Note that the development of Common Core was a state initiative (or, more specifically, an initiative involving states working together) and adoption of the Core to replace existing state standards voluntary. But when this initiative was embraced by the incoming Obama administration, which used federal dollars to persuade states to adopt the standards more rapidly (which 46 out of 50 states did), the project became characterized as a federal mandate to homogenize education through the imposition of national standards.

Once the standards became politicized, opportunities for reasoned discourse dissipated (although many lucid critiques of Common Core were made and still stand). This led to a number of states “abandoning” Common Core, with Florida simply following the lead Tennessee, Indiana, Oklahoma, South Carolina and others to withdraw, joining states like Texas and Alaska which were never Common Core adopters.

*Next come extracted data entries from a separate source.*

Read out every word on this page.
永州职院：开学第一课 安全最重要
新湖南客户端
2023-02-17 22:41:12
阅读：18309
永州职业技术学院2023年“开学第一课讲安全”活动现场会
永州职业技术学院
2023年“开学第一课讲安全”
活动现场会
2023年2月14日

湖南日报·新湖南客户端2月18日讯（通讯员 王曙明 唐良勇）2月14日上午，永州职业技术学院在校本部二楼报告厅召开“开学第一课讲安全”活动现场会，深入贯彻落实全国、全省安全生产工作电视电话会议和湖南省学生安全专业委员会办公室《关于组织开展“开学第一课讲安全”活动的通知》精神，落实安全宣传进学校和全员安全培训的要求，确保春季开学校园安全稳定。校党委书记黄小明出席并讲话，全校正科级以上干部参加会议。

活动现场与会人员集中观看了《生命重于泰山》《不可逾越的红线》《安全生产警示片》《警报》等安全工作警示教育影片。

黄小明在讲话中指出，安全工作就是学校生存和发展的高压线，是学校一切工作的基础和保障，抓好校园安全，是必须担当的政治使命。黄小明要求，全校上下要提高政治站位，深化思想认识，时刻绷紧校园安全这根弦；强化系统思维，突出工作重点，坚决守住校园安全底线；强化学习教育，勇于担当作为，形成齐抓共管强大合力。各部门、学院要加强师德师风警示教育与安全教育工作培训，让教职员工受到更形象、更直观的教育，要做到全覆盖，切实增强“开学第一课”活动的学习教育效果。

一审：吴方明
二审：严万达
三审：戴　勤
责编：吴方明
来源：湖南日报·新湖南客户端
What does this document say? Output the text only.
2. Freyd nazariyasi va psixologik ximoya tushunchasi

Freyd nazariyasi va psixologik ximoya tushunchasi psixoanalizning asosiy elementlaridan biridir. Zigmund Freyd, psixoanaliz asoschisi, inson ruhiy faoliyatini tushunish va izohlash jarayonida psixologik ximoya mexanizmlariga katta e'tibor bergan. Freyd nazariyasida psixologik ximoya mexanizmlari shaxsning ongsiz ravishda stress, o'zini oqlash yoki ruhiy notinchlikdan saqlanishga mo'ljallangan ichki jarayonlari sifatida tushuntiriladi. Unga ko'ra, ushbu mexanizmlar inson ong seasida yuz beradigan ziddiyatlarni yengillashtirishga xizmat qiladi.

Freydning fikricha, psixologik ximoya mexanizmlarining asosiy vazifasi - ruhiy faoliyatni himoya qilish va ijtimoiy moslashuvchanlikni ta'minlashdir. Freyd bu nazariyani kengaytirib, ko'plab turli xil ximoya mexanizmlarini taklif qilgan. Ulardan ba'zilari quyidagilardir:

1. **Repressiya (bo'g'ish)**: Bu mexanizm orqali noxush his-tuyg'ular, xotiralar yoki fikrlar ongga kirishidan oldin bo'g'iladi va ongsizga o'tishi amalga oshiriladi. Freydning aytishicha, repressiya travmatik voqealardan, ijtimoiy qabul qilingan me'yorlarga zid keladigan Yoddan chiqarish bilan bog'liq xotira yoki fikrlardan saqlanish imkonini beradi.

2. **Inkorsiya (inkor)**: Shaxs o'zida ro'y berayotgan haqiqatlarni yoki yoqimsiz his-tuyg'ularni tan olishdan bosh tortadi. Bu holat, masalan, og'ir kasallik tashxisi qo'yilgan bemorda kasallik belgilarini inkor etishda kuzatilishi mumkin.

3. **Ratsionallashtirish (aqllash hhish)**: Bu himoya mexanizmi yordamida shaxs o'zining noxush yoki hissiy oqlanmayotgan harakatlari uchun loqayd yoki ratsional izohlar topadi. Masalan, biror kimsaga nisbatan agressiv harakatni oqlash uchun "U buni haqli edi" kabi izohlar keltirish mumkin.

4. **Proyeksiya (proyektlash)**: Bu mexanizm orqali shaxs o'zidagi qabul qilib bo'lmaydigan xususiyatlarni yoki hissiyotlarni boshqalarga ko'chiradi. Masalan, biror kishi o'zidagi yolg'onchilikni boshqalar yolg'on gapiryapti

But if you look at the ELA and math standards of some states that have left or never embraced the Core, you will notice a surprising number of similarities between the latest versions of those standards and the Core standards the state allegedly abandoned or never adopted. This is because states tend to update their academic content standards at least once every 5-10 years, and even states that no longer support Common Core had to respond to an existing set of standards still in use by most of the nation when they worked on their updates.

There are outliers. For example, Minnesota adopted Common Core ELA standards, but kept their original 2007 math standards (which have yet to be updated post Core introduction), Texas has purposefully resisted restructuring their standards to look more like the Core, and Oklahoma scrapped the Core, replacing it with updates to previous work.

A general panning of Oklahoma's replacement standards demonstrates how difficult it is for a state to create (or revive) an entirely original approach to ELA and math education in a hurry, and if you look at Minnesota’s pre-core math standards, they resemble a relic of an earlier age when states – working diligently with input from multiple stakeholders – still ended up generating standards that seem outdated when compared to more contemporary work informed by the latest research in how students learn.

The fact that states were allowed to make a certain percentage of changes and still remain a Common Core state has left us with an interesting situation whereby some Common Core states (like Colorado) look a lot less like the original Common Core than do states (like Alaska) that claim to have never adopted Core standards.

So might Florida go the way of Oklahoma and trash their current standards in order to create new ones? Or might they rebrand them, add or take away some stuff, reword a number of individual items and declare themselves liberated?